Da viele Leser*innen des Heilpädagogischen Kurses erstmalig mit der anthroposophischen Menschenkunde in Berührung kommen, werden Auszüge aus dem Aufsatz „Die Erziehung des Kindes vom Gesichtspunkt der Geisteswissenschaft“ wie auch Ausführungen Frau Lemkes zum dritten Lebensjahrsiebt vorangestellt.
Als Überleitung zum heilpädagogischen Kurs folgt ein Beitrag zur doppelten Wesensgliederorganisation des Menschen.
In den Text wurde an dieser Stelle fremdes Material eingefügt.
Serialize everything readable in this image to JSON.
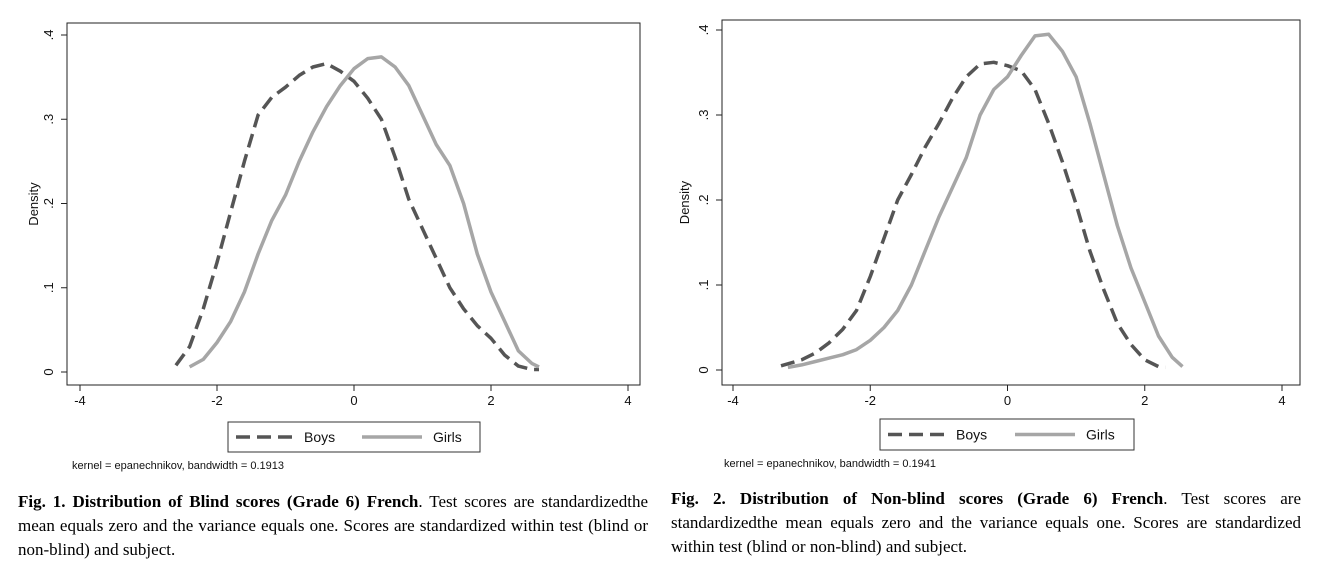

Wie diese Materie menschenkundlich vertieft werden kann, wird beispielhaft durch eine Darstellung zur menschlichen Sinnesorganisation und der sich daraus ergebenden Sinnesverarbeitung verdeutlicht.
Ein Beitrag zu den meditativen Momenten des Heilpädagogischen Kurses rundet das Kapitel zur Propädeutik ab – und das nicht ohne Grund: Bildet doch die meditative Arbeit eine wesentliche Grundlage für die Wirksamkeit jener Impulse, die der Heilpädagogische Kurs geben kann.
Erstveröffentlichung in „Lucifer-Gnosis“, Nr. 33, Mai 1907 (GA Bd. 34, S. 309-348)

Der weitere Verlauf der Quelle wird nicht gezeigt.